The mathematics of agentic AI:
An agent is a sequential decision-making system. At each step, the agent observes the environment state (conversation history + tool outputs), selects an action (next tool call or final answer), and receives feedback (tool result). This maps naturally to a Partially Observable Markov Decision Process (POMDP). The LLM's "reasoning" in the THOUGHT steps serves as a belief state that summarizes relevant history — exactly what the hidden state did in LSTMs (Part I §4.2), but now in natural language.

Extensions:
(a) Add a memory tool that lets the agent save and retrieve key-value pairs across a conversation.
(b) Implement self-reflection: after each answer, the agent critiques its own response and may retry.
(c) Build a code-writing agent: the agent writes Python code, executes it, reads the output, and iterates until the code is correct.
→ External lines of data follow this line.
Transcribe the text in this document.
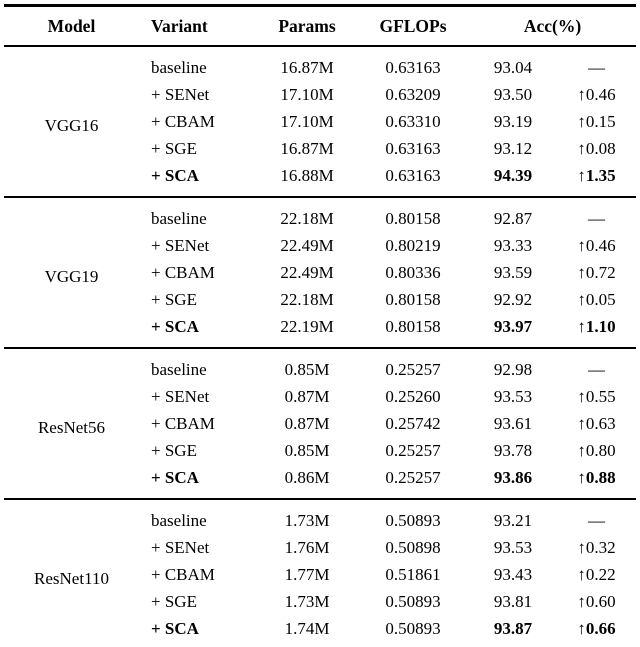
Model	Variant	Params	GFLOPs	Acc(%)	
VGG16	baseline	16.87M	0.63163	93.04	—
	+ SENet	17.10M	0.63209	93.50	↑0.46
	+ CBAM	17.10M	0.63310	93.19	↑0.15
	+ SGE	16.87M	0.63163	93.12	↑0.08
	+ SCA	16.88M	0.63163	94.39	↑1.35
VGG19	baseline	22.18M	0.80158	92.87	—
	+ SENet	22.49M	0.80219	93.33	↑0.46
	+ CBAM	22.49M	0.80336	93.59	↑0.72
	+ SGE	22.18M	0.80158	92.92	↑0.05
	+ SCA	22.19M	0.80158	93.97	↑1.10
ResNet56	baseline	0.85M	0.25257	92.98	—
	+ SENet	0.87M	0.25260	93.53	↑0.55
	+ CBAM	0.87M	0.25742	93.61	↑0.63
	+ SGE	0.85M	0.25257	93.78	↑0.80
	+ SCA	0.86M	0.25257	93.86	↑0.88
ResNet110	baseline	1.73M	0.50893	93.21	—
	+ SENet	1.76M	0.50898	93.53	↑0.32
	+ CBAM	1.77M	0.51861	93.43	↑0.22
	+ SGE	1.73M	0.50893	93.81	↑0.60
	+ SCA	1.74M	0.50893	93.87	↑0.66
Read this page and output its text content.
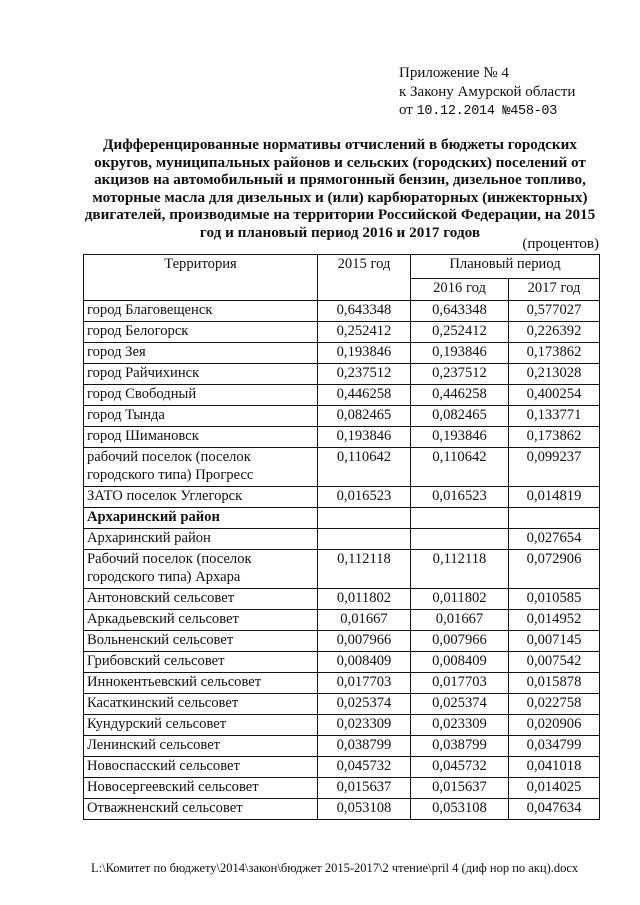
Приложение № 4
к Закону Амурской области
от 10.12.2014 №458-03
Дифференцированные нормативы отчислений в бюджеты городских округов, муниципальных районов и сельских (городских) поселений от акцизов на автомобильный и прямогонный бензин, дизельное топливо, моторные масла для дизельных и (или) карбюраторных (инжекторных) двигателей, производимые на территории Российской Федерации, на 2015 год и плановый период 2016 и 2017 годов
(процентов)
Территория	2015 год	Плановый период	
		2016 год	2017 год
город Благовещенск	0,643348	0,643348	0,577027
город Белогорск	0,252412	0,252412	0,226392
город Зея	0,193846	0,193846	0,173862
город Райчихинск	0,237512	0,237512	0,213028
город Свободный	0,446258	0,446258	0,400254
город Тында	0,082465	0,082465	0,133771
город Шимановск	0,193846	0,193846	0,173862
рабочий поселок (поселок городского типа) Прогресс	0,110642	0,110642	0,099237
ЗАТО поселок Углегорск	0,016523	0,016523	0,014819
Архаринский район			
Архаринский район			0,027654
Рабочий поселок (поселок городского типа) Архара	0,112118	0,112118	0,072906
Антоновский сельсовет	0,011802	0,011802	0,010585
Аркадьевский сельсовет	0,01667	0,01667	0,014952
Вольненский сельсовет	0,007966	0,007966	0,007145
Грибовский сельсовет	0,008409	0,008409	0,007542
Иннокентьевский сельсовет	0,017703	0,017703	0,015878
Касаткинский сельсовет	0,025374	0,025374	0,022758
Кундурский сельсовет	0,023309	0,023309	0,020906
Ленинский сельсовет	0,038799	0,038799	0,034799
Новоспасский сельсовет	0,045732	0,045732	0,041018
Новосергеевский сельсовет	0,015637	0,015637	0,014025
Отважненский сельсовет	0,053108	0,053108	0,047634
L:\Комитет по бюджету\2014\закон\бюджет 2015-2017\2 чтение\pril 4 (диф нор по акц).docx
Track how many iterations different problem types require.
(d) Implement parallel tool calls: when the agent needs multiple independent pieces of information, dispatch tool calls concurrently.

· · ·

The Five Projects, Connected

Project 1 (Tokenizer) feeds into Project 2 (GPT) — you can swap in your BPE tokenizer.
Project 2 (GPT) gives you a model that Project 4 (LoRA) can fine-tune.
Project 3 (RAG) provides context that Project 5 (Agent) can search and reason over.
Project 5 (Agent) can use the model from Project 4 with the search from Project 3.

Together, they form a complete LLM system: tokenize → pretrain → embed → retrieve → fine-tune → deploy as agent.